Comment alors identifier ces fameuses étendues de textes? C’est ici que ça se complique! Comme vous savez peut-être, le PDF est un format de présentation, c’est à dire que c’est la forme visuelle d’un document qui y est représentée et pas la forme textuelle. Un PDF (numérisé par exemple) peut même ne contenir aucun texte. Souvent, un PDF contient à la fois l’image numérisé du document et un texte “invisible” provenant d’une reconnaissance optique des caractères - c’est ce texte qu’on voit lorsqu’on fait un copier-coller d’un paragraphe. On peut le voir dans ce règlement par exemple.

On ne fera pas de OCR ici, on présume à la base qu’il existe une forme textuelle accessible dans les fichiers PDF. Ce n’est pourtant pas tout à fait simple d’extraire ce texte. Il en existe plusieurs logiciels libres plus ou moins performants, mais mon choix s’est arrêté sur pdfplumber, ce qui peut sembler illogique puisqu’il n’est pas le plus performant. Si vous voulez tout simplement extraire le texte en soi avec la plus de fidelité il est conseillé d’utiliser plutôt pypdf ou pypdfium2 qui fournissent des fonctions rapides et simples à utiliser. L’avantage de pdfplumber est que, en plus d’extraire le texte, celui-ci est relié à sa mise en page, qu’on utilisera pour mieux identifier les titres et faire le lien entre le texte et les images.

L’autre avantage est que le code source de pdfplumber est facilement compréhensible, ce qui nous permet d’y ajouter de la fonctionalité. Par exemple, ce n’est pas tout à fait vrai qu’il n’y a pas de structure logique dans un PDF - en fait, il peut y en avoir, mais encore, les autres logithèques ne permettent pas de facilement le mettre en relation avec le texte. J’ai fini par contribuer des fonctionalités qui le permettent, et qui se trouvent pour l’instant dans une version modifiée.

Chaîne de traitement

Comme est l’habitude des projets en traitement automatique de texte, le processus est décomposé dans une chaîne d’étapes successives (ou pipeline) qui rajoutent de l’analyse au texte brut. Ceci nous permet de tester et optimiser chaque sous-analyse séparément. Cette chaîne comprend, notamment:

  1. La conversion de PDF en séquence de mots, figures, et tableaux avec leur mise en page.
  2. La segmentation du flux de mots en blocs de texte (des titres, des alinéas, des listes et des tableaux).
  3. L’identification automatique des types de blocs.
  4. L’extraction de faits saillants du texte de chaque bloc (les numéros d’articles, sections et chapitres et les dates d’adoption de règlements)
  5. L’analyse syntaxique qui donne une structure textuelle.

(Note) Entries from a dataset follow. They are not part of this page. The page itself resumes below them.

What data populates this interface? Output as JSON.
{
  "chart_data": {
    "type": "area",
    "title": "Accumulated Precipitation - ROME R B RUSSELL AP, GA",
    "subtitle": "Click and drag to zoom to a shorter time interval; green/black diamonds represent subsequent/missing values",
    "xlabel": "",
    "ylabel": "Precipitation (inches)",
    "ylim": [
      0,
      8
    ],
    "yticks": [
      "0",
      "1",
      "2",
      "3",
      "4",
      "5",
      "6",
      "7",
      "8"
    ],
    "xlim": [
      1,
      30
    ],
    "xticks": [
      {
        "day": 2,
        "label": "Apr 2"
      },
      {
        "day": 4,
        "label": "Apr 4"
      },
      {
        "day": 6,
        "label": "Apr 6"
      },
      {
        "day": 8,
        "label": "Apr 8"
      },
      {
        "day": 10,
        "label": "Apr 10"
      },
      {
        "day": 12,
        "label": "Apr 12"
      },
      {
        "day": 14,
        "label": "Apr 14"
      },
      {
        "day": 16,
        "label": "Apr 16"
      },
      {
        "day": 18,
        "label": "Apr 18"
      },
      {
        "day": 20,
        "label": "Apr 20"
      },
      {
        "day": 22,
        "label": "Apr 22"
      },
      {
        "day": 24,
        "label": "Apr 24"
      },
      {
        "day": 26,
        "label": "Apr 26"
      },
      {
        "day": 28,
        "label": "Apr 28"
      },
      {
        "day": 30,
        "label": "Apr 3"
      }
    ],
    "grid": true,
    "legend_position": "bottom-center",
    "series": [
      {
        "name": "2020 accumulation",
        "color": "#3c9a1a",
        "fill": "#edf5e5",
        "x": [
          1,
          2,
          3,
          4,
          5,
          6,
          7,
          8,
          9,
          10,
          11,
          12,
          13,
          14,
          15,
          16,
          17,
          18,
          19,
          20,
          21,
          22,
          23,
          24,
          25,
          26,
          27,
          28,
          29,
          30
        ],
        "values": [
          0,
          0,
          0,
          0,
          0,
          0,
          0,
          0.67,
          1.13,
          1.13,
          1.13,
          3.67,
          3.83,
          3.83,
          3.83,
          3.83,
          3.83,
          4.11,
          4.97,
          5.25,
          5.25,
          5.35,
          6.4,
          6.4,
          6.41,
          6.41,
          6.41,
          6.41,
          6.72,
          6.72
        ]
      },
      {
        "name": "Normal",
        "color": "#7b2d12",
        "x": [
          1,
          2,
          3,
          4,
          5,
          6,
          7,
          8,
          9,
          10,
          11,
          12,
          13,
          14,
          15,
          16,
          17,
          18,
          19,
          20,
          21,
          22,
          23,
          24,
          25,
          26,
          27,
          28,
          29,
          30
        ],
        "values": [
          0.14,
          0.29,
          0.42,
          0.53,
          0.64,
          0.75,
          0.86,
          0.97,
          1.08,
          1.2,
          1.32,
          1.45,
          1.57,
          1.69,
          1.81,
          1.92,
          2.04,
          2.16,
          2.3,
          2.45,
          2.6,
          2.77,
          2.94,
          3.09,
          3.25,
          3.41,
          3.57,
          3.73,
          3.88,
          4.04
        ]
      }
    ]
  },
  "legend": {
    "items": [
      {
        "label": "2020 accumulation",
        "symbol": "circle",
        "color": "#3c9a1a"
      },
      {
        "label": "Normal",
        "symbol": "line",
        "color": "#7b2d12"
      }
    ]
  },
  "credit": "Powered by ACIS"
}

On va se concentrer sur les trois premières fonctions pour le moment.

Annotation des données

Parce que les documents sont d’une taille assez importante et l’analyse en est de nature inexacte, il nous prend d’abord un sous-ensemble sur lequel on pourra en vérifier la précision en développant l’algorithme, puis un échantillon indépendant pour tester celui-ci afin de vérifier sa capacité de traiter des nouveaux documents. On est bien sûr dans une méthodologie typique de l’apprentissage automatique, mais même si on en utilise pas, on aura besoin d’un ensemble de données annotées.

Ceci nécessite qu’on définisse notre schéma d’annotation et les traits (features) d’entrée pour la chaîne de traitement. Ce qui nous fournisse pdfplumber est une liste de tous les caractères pour chaque page d’un document, avec leur positions, tailles, noms de police, et couleurs. Il est également possible d’extraire les mots d’un page (ou ce qui pourrait ressembler à des mots) avec la fonction extract_words. Pour le moment, on va utiliser extract_words au lieu de faire une tokenisation nous-même en partant des caractères, mais celle-ci est aussi une option à regarder afin de profiter de modèles du type Transformer tel que CamemBERT, qui agissent sur des sous-séquences de caractères plutôt que des mots complets.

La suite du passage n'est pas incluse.